基于测试的故障定位是近几十年来软件工程领域的研究热点。它根据一组通过和失败的测试执行来定位有缺陷的程序元素。由于测试是否可以触发和检测到故障与程序语义有关，因此在故障定位方法中对程序语义进行建模至关重要。现有的方法要么考虑程序的完整语义（例如，基于突变的故障定位和天使调试），导致可伸缩性问题，要么忽略程序的语义（例如，基于频谱的故障定位），导致不精确的定位结果。我们的关键思想是：通过只对程序值的正确性建模，而不对其完整的语义建模，可以在有效性和可伸缩性之间达到平衡。为了实现这一想法，我们引入了一个概率模型，该模型通过有效地逼近程序语义和几种技术来解决可扩展性挑战。我们的方法（基于语义的概率故障定位）在一个真实的数据集缺陷4j 2.0上进行了评估。我们的方法的前1语句级准确率为14%，比最好的SBFL和MBFL方法提高了130%。每个故障的平均时间成本为205秒，是SBFL方法的一半。将我们的方法与使用组合efl框架的现有方法相结合后，与最先进的组合方法相比，组合方法的性能在前1、前3和前5精度上平均提高了10%。

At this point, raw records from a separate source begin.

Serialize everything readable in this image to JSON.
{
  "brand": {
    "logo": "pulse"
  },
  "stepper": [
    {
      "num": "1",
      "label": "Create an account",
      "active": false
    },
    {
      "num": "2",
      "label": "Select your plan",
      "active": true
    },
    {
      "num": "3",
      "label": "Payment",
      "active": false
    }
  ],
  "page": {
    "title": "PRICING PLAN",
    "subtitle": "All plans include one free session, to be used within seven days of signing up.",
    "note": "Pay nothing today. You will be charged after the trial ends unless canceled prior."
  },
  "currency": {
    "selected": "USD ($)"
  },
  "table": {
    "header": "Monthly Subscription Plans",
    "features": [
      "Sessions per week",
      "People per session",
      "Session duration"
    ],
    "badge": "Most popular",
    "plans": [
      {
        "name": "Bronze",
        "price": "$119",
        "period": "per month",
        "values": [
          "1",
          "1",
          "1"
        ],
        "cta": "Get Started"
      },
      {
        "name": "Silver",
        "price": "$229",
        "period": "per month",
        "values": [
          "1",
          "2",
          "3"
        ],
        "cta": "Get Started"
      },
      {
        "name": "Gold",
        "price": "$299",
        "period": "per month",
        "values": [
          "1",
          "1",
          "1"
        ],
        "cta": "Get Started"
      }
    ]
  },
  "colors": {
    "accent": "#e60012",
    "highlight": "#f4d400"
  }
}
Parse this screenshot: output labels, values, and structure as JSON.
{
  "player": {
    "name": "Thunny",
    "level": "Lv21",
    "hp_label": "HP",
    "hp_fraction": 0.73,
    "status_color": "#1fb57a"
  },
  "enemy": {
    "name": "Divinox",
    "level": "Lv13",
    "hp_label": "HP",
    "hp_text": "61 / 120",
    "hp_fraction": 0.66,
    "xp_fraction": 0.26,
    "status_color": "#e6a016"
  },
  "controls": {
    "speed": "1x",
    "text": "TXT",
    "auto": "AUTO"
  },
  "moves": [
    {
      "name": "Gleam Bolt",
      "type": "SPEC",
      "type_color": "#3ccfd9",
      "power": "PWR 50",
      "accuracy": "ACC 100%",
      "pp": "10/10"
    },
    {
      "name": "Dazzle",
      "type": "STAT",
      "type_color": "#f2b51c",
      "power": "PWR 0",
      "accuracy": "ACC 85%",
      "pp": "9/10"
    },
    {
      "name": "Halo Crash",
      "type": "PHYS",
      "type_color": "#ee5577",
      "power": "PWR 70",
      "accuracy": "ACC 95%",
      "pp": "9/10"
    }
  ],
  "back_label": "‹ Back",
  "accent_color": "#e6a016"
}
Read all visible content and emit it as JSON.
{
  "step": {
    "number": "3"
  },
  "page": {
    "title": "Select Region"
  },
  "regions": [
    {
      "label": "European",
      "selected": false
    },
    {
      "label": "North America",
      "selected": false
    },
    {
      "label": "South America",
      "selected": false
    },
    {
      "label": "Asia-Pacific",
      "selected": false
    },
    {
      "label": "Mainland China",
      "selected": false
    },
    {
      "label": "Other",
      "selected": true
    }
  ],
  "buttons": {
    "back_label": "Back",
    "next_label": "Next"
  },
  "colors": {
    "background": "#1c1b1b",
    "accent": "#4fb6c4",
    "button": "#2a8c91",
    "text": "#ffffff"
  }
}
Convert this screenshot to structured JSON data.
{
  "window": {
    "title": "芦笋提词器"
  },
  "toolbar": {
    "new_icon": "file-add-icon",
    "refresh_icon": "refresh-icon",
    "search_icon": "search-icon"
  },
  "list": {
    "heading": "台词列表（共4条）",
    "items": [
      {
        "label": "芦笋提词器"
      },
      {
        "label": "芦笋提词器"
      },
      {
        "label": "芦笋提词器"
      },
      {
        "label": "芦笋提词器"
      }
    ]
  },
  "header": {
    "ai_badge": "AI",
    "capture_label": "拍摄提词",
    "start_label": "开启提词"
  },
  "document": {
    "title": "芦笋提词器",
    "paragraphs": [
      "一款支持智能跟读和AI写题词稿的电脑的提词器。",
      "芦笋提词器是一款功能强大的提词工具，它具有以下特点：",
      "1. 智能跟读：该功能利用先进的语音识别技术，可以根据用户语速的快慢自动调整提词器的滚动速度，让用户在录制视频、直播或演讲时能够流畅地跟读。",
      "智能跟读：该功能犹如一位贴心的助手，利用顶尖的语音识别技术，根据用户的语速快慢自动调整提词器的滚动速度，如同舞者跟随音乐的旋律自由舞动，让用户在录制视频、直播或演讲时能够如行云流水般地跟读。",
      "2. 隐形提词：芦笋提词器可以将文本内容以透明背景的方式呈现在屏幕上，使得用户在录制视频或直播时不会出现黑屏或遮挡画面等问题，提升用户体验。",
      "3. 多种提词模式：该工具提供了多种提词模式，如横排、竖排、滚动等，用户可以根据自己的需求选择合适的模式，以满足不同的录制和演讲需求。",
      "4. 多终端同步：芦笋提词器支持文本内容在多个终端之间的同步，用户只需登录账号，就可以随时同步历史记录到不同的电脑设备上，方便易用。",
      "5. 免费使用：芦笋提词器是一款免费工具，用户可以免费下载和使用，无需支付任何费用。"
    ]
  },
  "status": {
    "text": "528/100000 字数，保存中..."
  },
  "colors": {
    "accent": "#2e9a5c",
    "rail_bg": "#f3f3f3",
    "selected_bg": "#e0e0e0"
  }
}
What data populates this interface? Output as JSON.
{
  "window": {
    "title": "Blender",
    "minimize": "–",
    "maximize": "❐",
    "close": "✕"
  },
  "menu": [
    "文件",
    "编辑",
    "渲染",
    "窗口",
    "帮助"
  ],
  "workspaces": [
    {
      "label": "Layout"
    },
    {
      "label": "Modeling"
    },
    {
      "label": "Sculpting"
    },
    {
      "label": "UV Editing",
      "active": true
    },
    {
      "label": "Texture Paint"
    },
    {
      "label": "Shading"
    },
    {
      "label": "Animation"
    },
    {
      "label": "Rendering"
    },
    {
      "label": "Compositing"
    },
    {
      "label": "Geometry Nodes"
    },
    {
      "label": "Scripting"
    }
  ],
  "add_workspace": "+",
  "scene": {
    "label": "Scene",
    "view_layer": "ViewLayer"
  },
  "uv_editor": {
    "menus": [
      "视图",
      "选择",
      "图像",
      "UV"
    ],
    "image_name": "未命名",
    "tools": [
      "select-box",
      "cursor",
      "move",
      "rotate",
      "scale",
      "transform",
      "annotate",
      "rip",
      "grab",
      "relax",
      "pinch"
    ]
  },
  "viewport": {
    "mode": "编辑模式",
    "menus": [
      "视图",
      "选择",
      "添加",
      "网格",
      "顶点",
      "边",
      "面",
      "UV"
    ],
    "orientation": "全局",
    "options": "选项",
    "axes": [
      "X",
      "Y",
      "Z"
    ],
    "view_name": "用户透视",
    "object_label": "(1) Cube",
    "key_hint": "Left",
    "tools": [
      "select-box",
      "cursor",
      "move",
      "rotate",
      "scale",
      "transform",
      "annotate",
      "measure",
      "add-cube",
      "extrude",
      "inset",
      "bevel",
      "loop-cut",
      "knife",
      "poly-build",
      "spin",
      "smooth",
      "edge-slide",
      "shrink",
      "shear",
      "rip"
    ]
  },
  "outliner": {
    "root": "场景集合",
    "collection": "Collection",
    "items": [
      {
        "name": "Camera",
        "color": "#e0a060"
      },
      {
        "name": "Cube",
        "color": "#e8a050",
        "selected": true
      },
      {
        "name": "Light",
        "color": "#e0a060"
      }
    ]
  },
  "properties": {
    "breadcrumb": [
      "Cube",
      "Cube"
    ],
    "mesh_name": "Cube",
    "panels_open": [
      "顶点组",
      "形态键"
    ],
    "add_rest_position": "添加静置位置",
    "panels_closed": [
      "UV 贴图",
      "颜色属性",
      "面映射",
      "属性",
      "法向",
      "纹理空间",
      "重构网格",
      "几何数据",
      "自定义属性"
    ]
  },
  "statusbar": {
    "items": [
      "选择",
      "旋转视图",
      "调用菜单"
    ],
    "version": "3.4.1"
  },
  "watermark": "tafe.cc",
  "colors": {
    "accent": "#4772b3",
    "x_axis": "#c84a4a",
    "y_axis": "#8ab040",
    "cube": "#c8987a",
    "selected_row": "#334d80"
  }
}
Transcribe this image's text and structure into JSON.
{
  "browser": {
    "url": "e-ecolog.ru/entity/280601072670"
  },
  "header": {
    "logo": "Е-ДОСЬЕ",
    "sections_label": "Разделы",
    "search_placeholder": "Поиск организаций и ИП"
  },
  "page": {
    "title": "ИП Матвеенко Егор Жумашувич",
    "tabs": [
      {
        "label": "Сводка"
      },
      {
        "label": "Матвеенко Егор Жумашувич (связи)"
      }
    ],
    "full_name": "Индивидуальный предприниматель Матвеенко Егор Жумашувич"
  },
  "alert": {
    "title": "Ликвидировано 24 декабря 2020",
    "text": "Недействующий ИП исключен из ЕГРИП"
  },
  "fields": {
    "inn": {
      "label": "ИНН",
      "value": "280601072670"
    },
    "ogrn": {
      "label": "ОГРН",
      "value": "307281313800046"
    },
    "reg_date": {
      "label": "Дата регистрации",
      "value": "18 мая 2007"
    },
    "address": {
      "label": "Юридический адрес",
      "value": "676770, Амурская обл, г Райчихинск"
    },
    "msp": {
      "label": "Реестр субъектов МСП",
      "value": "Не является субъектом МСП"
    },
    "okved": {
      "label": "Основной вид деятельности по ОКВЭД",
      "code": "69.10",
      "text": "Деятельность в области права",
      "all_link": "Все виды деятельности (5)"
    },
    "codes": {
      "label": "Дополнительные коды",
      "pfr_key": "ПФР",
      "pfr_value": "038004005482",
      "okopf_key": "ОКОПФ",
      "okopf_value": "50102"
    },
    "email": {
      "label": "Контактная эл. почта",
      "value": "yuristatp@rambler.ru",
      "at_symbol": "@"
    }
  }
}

本文章由计算机程序翻译，如有差异，请以英文原文为准。

求助全文

约1分钟内获得全文求助全文

来源期刊

IEEE Transactions on Software Engineering 工程技术-工程：电子与电气

CiteScore

9.70

自引率

10.80%

发文量

724

审稿时长

6 months

期刊介绍： IEEE Transactions on Software Engineering seeks contributions comprising well-defined theoretical results and empirical studies with potential impacts on software construction, analysis, or management. The scope of this Transactions extends from fundamental mechanisms to the development of principles and their application in specific environments. Specific topic areas include: a) Development and maintenance methods and models: Techniques and principles for specifying, designing, and implementing software systems, encompassing notations and process models. b) Assessment methods: Software tests, validation, reliability models, test and diagnosis procedures, software redundancy, design for error control, and measurements and evaluation of process and product aspects. c) Software project management: Productivity factors, cost models, schedule and organizational issues, and standards. d) Tools and environments: Specific tools, integrated tool environments, associated architectures, databases, and parallel and distributed processing issues. e) System issues: Hardware-software trade-offs. f) State-of-the-art surveys: Syntheses and comprehensive reviews of the historical development within specific areas of interest.